Peki Cumhurbaşkanı Sn Eroğlu ne istiyor, nasıl bir yol haritasına sahip? Bu konuda bir netlik yok. Anastasiades’in istediklerini istemiyor, bunu biliyoruz. 23 Mayıs ve 1 Temmuz’u açık bir şekilde savunabiliyor ve birleşik Kıbrıs’ın bu temel üzerinde inşa edileceğini söylüyor mu? Hayır...
BM parametrelerinden bahsediyor ancak üzerine basarak ortaya koyduğu ve toplumla paylaştığı net bir çizgi yok. Oldukça “gönülsüz”, oldukça “çekingen” bir görüntü veriyor. Eğer bu görüntü, düşüncelerinin yansıması ise, yeni süreç “hem ağlarım hem giderim” ya da “ne ağlarım ne giderim” gibi bir kaosa bizi sürükleyecek potansiyeldedir.
Uluslararası camia yanında Türkiye hükümetinin de sorunun çözümüne açık destek verdiğini belirttiği şu dönemde, Cumhurbaşkanının sadece çözüme vurgu yapması ayrıntıya girmemesi, cesaret ve iddiadan yoksun söylem içinde olması yeterli midir? Elbette hayır...Çözümün nasıl olacağına/olabileceğine dair yaratıcı çalışmalara ve barışa dönük adımlara olan ihtiyaç bugün her zamankinden daha fazladır.
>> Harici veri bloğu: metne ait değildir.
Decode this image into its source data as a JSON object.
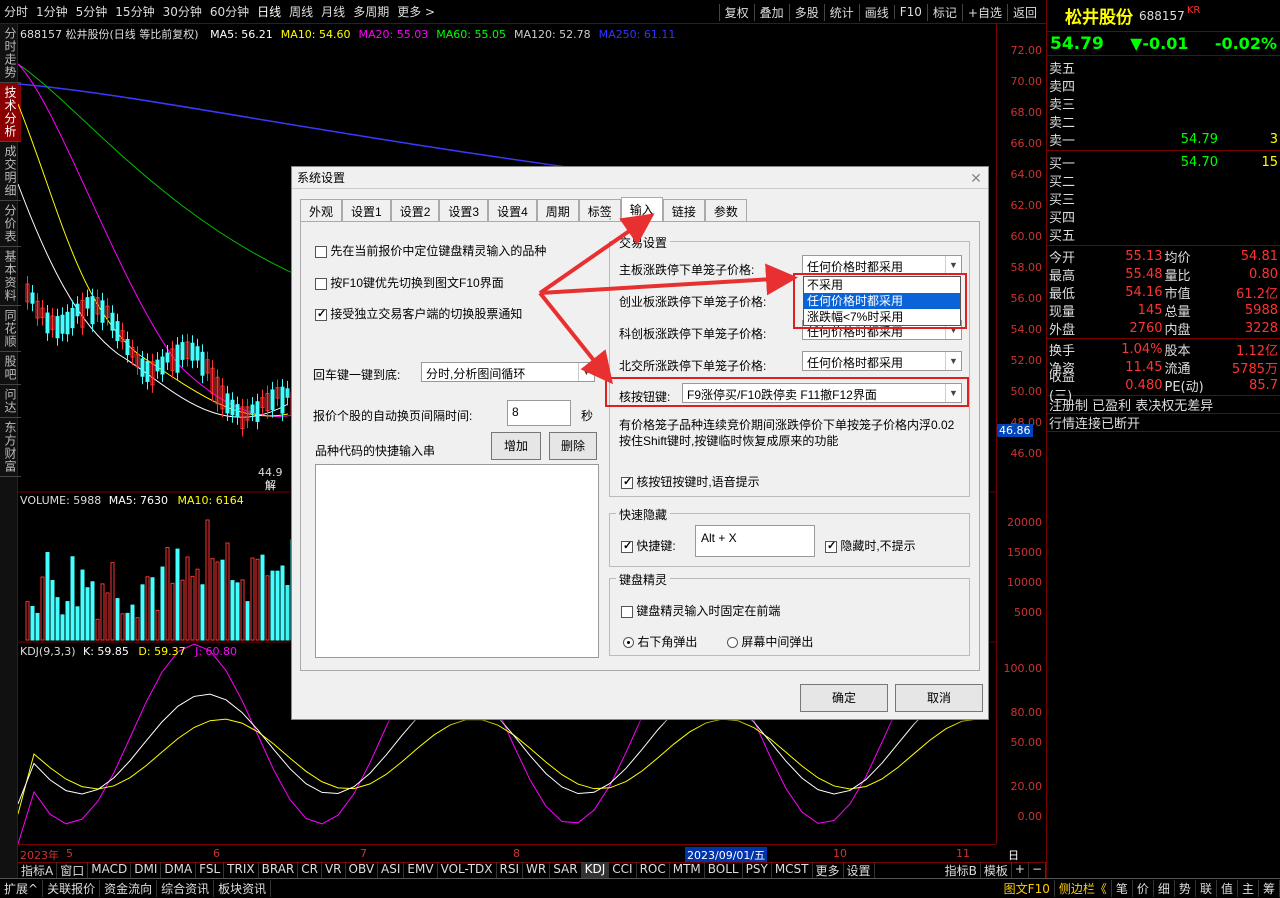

Özellikle Yunanistan Dışişleri Bakanı ile görüşecek olan Özel Temsilci Sn Ertuğ’un rolü ve sorumluluğu bugün düne göre çok artmıştır. Anlaşılan o ki, proaktif bir diplomasi izlecek olan Mavroyannis karşısında bizim pasif kalma olasılığımız bile, bizi oyunun dışına itecektir. Eğer Sn Ertuğ, eski geleneğin dili ve anlayışı ile bir yola çıkıyor ve burada yine Türkiye’nin “etkin ve fiili” şemsiyesine sığınarak hareket etmeyi planlıyorsa, bizim Kıbrıs Türk halkı olarak bu süreçte “özne” olma gibi bir pozisyonumuz asla olmaz.
Bu noktada elbette Dışişleri Bakanı Sn.Özdil Nami’ye ciddi sorumluluk düşmektedir. Ve inanıyoruz ki kendisi sürece halkın beklentilerini karşılayacak bir dinamizim katacaktır.
Bu bağlamda, hemen Meclisin, Siyasi partilerin sürekli ve etkin olarak devrede olacakları, çözüm perspektifine dayalı vizyonları olan sivil toplum örgütlerinin, akademisyen ve aydınların katkı koyacağı yeni bir alan, diyalog ortamı yaratılmalıdır.
Başka türlüsü bizi izleyici olmaktan çıkarmayacaktır.